The Miller family has been selling whole cows to consumers since the 1950s from Miller Farms Beef in Rootstown, so we asked third-generation farmer Nick Miller for the rundown on a typical cattle call.
1| Ask yourself some questions. Can your family eat 250-plus pounds of beef in a year? Do you have a deep freezer with about 7.5 cubic feet of space? What's most important to you: quality or price? "You're literally buying the entire cow," Miller explains. Or, more likely, half a cow, which is what most families purchase. His clientele buy for taste and quality. Miller Farms cows are all Angus (a variety known for its beef) and are grain fed from the time they're weaned, so you're getting a lean cow with lots of yummy marbling. "People want to know that their animals were naturally fed where they were born," he says.
2| Do the math. Miller's beef costs $2 a pound for a slaughtered cow (typically about 350 pounds per half) as it hangs on the hook. Once it's been to the processor (tack on another $150-$200 for that service), and the bones and scraps have been removed, you're left with about 65 percent of the poundage, at a price of almost $4 a pound of take-home meat. "That's great for steak," Miller points out, "high for hamburg, but maybe not for good hamburg." So for about $900, take home around 260 pounds of quality meat, and be prepared to eat five pounds of beef a week, every week, for the next year.
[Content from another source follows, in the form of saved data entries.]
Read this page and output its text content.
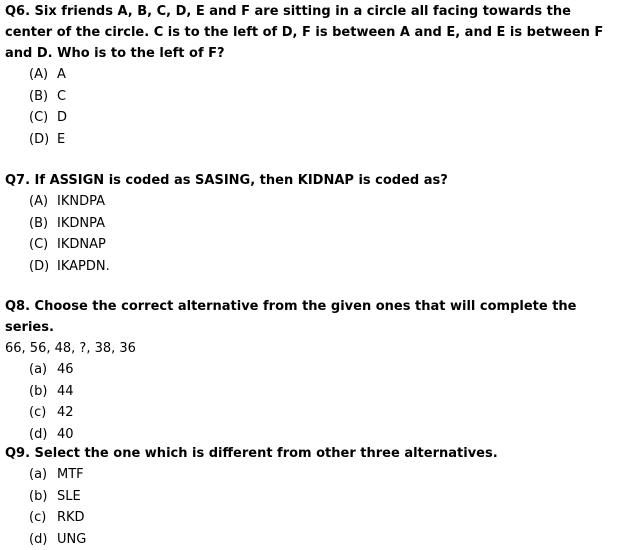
Q6. Six friends A, B, C, D, E and F are sitting in a circle all facing towards the center of the circle. C is to the left of D, F is between A and E, and E is between F and D. Who is to the left of F?

(A) A
(B) C
(C) D
(D) E

Q7. If ASSIGN is coded as SASING, then KIDNAP is coded as?

(A) IKNDPA
(B) IKDNPA
(C) IKDNAP
(D) IKAPDN.

Q8. Choose the correct alternative from the given ones that will complete the series.

66, 56, 48, ?, 38, 36

(a) 46
(b) 44
(c) 42
(d) 40

Q9. Select the one which is different from other three alternatives.

(a) MTF
(b) SLE
(c) RKD
(d) UNG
3| Honor thy processor. Once you've purchased from a farm such as Miller's, it's off to the processor, your crucial link between farm and freezer. Miller can recommend processors and encourages buyers to work closely with the butcher. Miller keeps it simple: "I tell them to make as many steaks as you can, and I'll take the rest in hamburger patties." Connoisseurs of cow can request everything from custom-sized steaks to roasts and tenderized cuts, and most processors will vacuum-pack so it'll last all year.